5. A kerosene composition according to claim 4, wherein said ratio is from 85:15 to 55:45.

6. A kerosene composition according to any one of the preceding claims, which has a smoke point of at least 30 mm.

7. A kerosene composition according to any one of the preceding claims wherein the n-paraffins and iso-paraffins are selected from n-heptane, iso-heptane, n-octane, iso-octane, n-nonane, iso-nonane, n-decane, iso-decane, n-undecane, iso-undecane, n-dodecane, iso-dodecane, 2-methylheptane, 2, 2-dimethylhexane, 2-methyloctane, 2, 2-dimethylheptane, 2-methylnonane, 2,2-dimethyloctane, 2-methyldecane and 2-dimethylnonane .

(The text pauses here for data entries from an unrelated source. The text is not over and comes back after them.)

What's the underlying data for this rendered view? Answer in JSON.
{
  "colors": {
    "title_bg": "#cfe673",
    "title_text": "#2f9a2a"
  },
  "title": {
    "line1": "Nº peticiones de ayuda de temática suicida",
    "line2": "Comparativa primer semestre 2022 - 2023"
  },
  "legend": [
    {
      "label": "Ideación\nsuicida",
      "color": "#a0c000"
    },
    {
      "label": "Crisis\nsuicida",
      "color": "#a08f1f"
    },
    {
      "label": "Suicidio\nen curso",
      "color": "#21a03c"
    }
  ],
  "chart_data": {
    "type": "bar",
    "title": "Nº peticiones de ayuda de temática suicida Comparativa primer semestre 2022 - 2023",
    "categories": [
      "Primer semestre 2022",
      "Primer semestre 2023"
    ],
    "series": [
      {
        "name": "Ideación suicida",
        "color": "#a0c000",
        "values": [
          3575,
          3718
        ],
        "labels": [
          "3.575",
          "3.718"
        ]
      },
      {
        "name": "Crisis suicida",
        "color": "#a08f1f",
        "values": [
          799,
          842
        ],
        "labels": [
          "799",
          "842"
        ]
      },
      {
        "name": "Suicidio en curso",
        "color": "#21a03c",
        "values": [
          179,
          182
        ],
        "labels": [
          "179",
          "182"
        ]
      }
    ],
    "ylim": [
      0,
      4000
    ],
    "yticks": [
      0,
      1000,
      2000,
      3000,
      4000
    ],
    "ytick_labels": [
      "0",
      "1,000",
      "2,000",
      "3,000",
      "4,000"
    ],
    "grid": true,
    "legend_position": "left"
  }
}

8. A kerosene composition according to any one of the preceding claims wherein the cyclo-paraffin is selected from n-butyl-cyclopentane, n-pentyl-cyclopentane, n-hexyl-cyclopentane, isopropyl-cyclohexane, n-butyl-cyclohexane, n-pentyl-cyclohexane, n-hexyl-cyclohexane, cis-decahydronaphthalene, trans-decahydronaphthalene, 1-methyl- (trans-decahydronaphthalene) and 9-ethyl- (cis-decahydronaphthalene) .

9. A kerosene composition according to claim 8, wherein the cyclo-paraffins are selected from cis- and trans-decahydronaphthalene .

10. A kerosene composition according to any one of the preceding claims wherein the n-paraffins and iso-paraffins have been obtained by means of Fischer-Tropsch synthesis.